Nearest neighbor classifier

Images may be compared by L1 distance, where the sum is taken over all pixels.:

\begin{equation*} d_1(I_1, I_2) = \sum_p |I_1^p - I_2^p| \end{equation*}

or with L2 distance, for example:

\begin{equation*} d_1(I_1, I_2) = \sqrt{\sum_p (|I_1^p - I_2^p|)^2} \end{equation*}

In code simple classifier can be implemented as:

class NearestNeighbor:
    def train(self, data, labels):
        self.Xtr = data
        self.Ytr = labels

    def predict(self, X):
        """X array of images"""
        predictions = []
        for idx in range(X.shape[0]):
            # compute L1 distance
            distance = np.sum(np.abs(self.Xtr - X[idx, :]), axis=1)
            min_index = np.argmin(distances)
            prediction.append(self.Ytr[min_index])

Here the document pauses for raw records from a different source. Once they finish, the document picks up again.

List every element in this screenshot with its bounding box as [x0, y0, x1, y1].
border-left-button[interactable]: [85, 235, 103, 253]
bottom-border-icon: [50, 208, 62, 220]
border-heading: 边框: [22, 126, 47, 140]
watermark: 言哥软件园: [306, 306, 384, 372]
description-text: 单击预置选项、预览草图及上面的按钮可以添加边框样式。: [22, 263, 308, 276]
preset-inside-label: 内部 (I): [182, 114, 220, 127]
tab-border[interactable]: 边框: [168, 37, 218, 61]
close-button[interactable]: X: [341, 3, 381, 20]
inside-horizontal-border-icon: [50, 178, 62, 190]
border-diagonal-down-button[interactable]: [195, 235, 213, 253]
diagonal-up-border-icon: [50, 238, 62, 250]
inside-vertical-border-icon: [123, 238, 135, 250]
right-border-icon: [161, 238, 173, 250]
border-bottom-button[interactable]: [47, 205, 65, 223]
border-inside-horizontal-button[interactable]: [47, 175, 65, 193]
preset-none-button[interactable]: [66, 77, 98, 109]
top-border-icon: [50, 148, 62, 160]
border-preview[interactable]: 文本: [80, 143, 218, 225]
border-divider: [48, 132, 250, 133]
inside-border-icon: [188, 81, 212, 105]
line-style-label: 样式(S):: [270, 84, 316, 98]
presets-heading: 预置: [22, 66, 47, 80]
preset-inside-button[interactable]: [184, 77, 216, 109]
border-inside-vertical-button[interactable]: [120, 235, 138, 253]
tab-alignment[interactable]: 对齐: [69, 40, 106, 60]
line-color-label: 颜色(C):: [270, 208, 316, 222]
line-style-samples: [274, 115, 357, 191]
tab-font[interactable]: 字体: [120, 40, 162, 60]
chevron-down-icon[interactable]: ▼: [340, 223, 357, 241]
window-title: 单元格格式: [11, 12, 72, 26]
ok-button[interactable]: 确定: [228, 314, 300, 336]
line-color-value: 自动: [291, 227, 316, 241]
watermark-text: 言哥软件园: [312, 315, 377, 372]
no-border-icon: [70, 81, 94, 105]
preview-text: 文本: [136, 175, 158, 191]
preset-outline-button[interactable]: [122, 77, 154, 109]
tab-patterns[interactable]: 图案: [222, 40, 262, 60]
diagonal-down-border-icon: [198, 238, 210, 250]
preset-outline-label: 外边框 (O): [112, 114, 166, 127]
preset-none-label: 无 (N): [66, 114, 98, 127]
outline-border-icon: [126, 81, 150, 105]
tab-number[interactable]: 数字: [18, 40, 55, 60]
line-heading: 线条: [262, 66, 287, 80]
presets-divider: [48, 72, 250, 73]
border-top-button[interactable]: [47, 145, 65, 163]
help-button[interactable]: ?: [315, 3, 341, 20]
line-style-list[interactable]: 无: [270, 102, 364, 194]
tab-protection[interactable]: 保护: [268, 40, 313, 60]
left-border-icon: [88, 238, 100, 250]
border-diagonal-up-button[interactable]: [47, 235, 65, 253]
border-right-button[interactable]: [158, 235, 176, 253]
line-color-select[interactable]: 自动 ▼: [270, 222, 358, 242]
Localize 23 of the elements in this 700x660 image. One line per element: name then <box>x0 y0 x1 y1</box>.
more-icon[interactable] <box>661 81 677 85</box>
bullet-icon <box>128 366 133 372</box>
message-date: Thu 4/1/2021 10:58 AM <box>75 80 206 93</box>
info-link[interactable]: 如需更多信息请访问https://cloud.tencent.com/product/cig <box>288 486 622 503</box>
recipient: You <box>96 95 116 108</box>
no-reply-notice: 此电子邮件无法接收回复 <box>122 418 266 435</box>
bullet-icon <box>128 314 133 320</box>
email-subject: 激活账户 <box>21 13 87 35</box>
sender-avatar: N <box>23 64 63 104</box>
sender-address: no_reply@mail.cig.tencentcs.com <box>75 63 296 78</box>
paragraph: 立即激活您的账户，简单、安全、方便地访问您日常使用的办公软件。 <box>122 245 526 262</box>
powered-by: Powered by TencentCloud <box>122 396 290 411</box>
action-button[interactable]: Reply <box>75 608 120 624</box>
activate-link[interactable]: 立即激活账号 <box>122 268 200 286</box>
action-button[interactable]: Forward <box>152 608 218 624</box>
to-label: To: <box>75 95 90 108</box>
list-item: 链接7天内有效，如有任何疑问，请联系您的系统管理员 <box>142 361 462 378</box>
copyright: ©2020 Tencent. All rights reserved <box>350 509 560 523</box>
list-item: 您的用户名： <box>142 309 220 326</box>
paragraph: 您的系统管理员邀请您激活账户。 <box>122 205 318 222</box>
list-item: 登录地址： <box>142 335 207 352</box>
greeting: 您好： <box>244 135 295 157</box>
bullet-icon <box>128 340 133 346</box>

        return np.array(predictions)

L1 vs L2. In particular, the L2 distance is much more unforgiving than the L1 distance when it comes to differences between two vectors. That is, the L2 distance prefers many medium disagreements to one big one.

k-Nearest Neighbor Classifier

The same as nearest neighbor classifier, but instead of finding the single closest image in the training set, we will find the top k closest images, and have them vote on the label of the test image.

Cross validation

Cross validation means not freeze train and validation datasets, but split them on k folds and perform k runs with validation set to various split each run.